Proste ciastka biszkoptowe z domową galaretką – u mnie malinową, ale można użyć dowolnych owoców sezonowych. Idealne dla maluchów, bo bez ulepszaczy, z niewielką ilością cukru, który można w ogóle zamienić na syrop klonowy lub daktylowy. Jeśli nie macie niedużych foremek to możecie ciasto upiec w okrągłej formie o średnicy 23 cm.

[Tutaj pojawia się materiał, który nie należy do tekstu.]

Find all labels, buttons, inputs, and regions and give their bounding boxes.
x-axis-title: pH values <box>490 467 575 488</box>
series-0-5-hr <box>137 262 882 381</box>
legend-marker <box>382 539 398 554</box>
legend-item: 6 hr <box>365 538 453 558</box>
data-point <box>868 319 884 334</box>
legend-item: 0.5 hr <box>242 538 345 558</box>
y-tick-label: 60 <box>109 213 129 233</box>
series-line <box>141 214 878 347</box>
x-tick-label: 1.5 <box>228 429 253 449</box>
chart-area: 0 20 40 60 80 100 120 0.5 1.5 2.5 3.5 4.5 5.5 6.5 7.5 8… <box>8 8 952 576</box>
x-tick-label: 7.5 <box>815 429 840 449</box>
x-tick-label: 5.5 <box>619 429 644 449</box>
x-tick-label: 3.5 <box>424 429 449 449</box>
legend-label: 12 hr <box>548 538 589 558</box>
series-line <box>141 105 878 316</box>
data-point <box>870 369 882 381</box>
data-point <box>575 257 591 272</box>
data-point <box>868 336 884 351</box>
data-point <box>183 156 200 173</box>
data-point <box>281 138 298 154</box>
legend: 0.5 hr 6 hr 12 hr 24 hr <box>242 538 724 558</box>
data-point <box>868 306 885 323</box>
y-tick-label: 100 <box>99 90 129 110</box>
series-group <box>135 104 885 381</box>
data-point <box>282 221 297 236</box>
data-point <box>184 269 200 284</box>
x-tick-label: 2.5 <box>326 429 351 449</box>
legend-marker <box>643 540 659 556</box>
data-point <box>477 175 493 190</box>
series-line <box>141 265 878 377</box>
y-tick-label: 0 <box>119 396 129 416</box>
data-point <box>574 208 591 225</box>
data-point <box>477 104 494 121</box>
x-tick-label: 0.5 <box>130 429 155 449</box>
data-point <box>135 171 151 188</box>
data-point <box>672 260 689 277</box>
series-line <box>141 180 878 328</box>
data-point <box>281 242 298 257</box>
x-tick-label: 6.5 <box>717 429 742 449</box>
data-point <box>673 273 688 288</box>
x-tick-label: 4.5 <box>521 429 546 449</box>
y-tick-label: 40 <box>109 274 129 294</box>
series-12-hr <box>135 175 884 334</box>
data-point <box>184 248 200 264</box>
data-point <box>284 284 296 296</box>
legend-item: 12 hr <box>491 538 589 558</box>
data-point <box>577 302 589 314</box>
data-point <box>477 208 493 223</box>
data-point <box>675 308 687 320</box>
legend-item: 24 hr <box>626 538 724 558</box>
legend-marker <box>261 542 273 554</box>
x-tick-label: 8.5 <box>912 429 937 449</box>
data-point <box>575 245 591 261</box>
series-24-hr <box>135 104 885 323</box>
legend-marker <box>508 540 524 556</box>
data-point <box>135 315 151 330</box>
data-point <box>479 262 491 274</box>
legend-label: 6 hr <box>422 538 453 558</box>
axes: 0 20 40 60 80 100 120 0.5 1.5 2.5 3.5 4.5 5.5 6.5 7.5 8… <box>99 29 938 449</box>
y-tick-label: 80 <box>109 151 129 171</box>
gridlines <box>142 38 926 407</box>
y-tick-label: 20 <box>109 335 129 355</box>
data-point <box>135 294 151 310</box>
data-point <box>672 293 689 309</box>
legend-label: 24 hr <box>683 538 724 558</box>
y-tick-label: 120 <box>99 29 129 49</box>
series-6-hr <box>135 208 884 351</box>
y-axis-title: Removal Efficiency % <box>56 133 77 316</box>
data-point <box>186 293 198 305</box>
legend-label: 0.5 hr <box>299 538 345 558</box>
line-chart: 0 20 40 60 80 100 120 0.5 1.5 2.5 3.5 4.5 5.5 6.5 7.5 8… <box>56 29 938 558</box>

Co będzie potrzebne (4 ciastka o średnicy 10 cm) :

– 2 jajka
– 20 g brązowego cukru nierafinowanego
– 50 g mąki  (u mnie pszenna pełnoziarnista)
– 20 g mąki ziemniaczanej
– 1/3 opakowania malin (po zblendowaniu ma wyjść ok 200 ml)
– agar 3 g

Wykonanie :

Białka ubić na sztywną pianę, ciągle miksując dodać cukier, gdy się rozpuści, zmniejszyć obroty i dodać żółtka. Zmiksować tylko do połączenia składników. Używając szpatułki delikatnie wmieszać przesiane mąki. Przelać ciasto do foremek wysmarowanych masłem. Piec w 150 stopniach przez około 12 minut (w dużej formie ok 20 minut) do suchego patyczka.
Wyjąć foremki z piekarnika i zrzucić na podłogę z wysokości 40 cm, po czym zostawić do wystudzenia, dopiero wtedy wyjąć ciastka.

Maliny zblendować z odrobiną wody. Zagotować w garnku, wymieszać odrobinę musu malinowego z agarem i wlać z powrotem do garnka. Gotować na niedużym ogniu przez minutę, mieszając. Odstawić do przestudzenia i lekkiego zgęstnienia. Nakładać na wystudzone ciasto, podawać gdy galaretka stężeje.

Użyłam foremek Zenker by Fackelmann z wgłębieniem idealnym do wypełnienia kremem lub galaretką.